20世紀も21世紀も変わらないのは、走りの愉しさの追求と未知への挑戦だ。
だからロータリーエンジンの実用化に挑んだし、持続可能(サスティナブル)な未来の実現に向けて「SKYACTIV」テクノロジーにも取り組んだのである。
乗りたくなる歓びを、ずっと未来の社会にまで提供したいと考えているのがマツダだ。
すべての人に、走る歓びと優れた環境・安全性能を届けるためにクルマの基本となる技術のすべてをゼロから見直し、常識を覆す技術革新によって世界一を目指した。
第3世代のアクセラと言える「マツダ3」は人馬一体を実現するために、軽量かつ高剛性のプラットフォームを開発し、パワートレインも一新している。
理想の燃焼を追求したスカイアクティブXも加わる予定だ。また、命を与える魂動(こどう)デザインも、次のステップへと入っていく。
マツダの世界戦略車である「マツダ3」のルーツを辿っていくとアクセラになる。
が、その先祖は長年にわたってマツダの屋台骨を支えてきた「ファミリア」だ。
軽乗用車のマツダR360クーペとキャロルによって4輪の乗用車市場に足場を築いたマツダは、1963年秋に初めての小型車を発表している。
これがファミリアで、第1弾は商用車のファミリア800ライトバンだった。
その1年後に満を持して2ドアセダンを投入する。エンジンはキャロル600に積んでいた直列4気筒OHVをスケールアップした782ccのSA型だ。
小型車市場で足場を固めた初代ファミリアは1Lエンジンを積むファミリア1000を加え、67年の暮れには第2世代にバトンタッチした。
この2代目ではレシプロエンジンに加え、ロータリーエンジン搭載車も送り出している。
そして1980年6月に登場した5代目は、駆動方式を後輪駆動のFRから時代が要求する前輪駆動のFFに変え、ボディタイプもカジュアル感覚の3ドアハッチバックを主役の座に据えた。

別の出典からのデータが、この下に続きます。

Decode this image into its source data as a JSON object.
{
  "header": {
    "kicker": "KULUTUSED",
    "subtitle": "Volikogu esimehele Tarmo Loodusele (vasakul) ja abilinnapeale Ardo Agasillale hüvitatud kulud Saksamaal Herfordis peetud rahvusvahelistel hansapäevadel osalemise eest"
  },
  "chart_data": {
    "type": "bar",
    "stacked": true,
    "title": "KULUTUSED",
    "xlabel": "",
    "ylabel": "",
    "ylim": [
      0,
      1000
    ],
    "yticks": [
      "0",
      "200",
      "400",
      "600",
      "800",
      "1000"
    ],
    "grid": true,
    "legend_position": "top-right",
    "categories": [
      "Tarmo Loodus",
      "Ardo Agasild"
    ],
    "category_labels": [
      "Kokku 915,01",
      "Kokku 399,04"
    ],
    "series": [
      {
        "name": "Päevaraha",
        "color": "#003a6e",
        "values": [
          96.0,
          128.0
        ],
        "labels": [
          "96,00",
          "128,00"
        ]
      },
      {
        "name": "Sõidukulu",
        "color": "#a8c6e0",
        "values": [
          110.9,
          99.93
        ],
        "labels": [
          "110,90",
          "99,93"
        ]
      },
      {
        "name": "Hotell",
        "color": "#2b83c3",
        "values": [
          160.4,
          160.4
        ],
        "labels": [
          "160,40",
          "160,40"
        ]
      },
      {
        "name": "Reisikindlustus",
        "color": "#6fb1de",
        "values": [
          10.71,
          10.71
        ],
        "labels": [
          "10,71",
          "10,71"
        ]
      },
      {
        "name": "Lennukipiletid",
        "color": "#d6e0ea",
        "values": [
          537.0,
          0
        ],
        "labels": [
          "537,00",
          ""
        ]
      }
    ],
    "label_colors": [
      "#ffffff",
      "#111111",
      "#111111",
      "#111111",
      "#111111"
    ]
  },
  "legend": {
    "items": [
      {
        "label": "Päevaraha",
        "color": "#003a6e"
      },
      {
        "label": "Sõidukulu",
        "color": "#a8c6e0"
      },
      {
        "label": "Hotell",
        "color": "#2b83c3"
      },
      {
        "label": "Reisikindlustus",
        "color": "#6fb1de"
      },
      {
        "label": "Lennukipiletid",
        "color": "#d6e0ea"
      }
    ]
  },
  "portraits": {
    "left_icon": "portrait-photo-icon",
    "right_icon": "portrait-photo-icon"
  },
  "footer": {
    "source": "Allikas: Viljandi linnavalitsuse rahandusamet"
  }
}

電動サンルーフを装備した3ドアXGは若者を中心に大ヒット。わずか18カ月で50万台の生産を達成するのである。
また、ヨーロッパを中心に海外でも好調な販売を記録した。ちなみに海外ではマツダ323を名乗っている。
これに続く6代目はDOHCターボやフルタイム4WDを設定し、走りのよさをアピールした。
が、90年代になるとハッチバック離れが進み、神通力を失っている。
マツダもバブル期の積極策が裏目に出て経営が悪化したから7代目から迷走。フォードの意向が強まったこともあり、マツダは駄作を連発した。
21世紀になった2003年秋、ファミリアは第一線を退き、名前を途絶えさせている。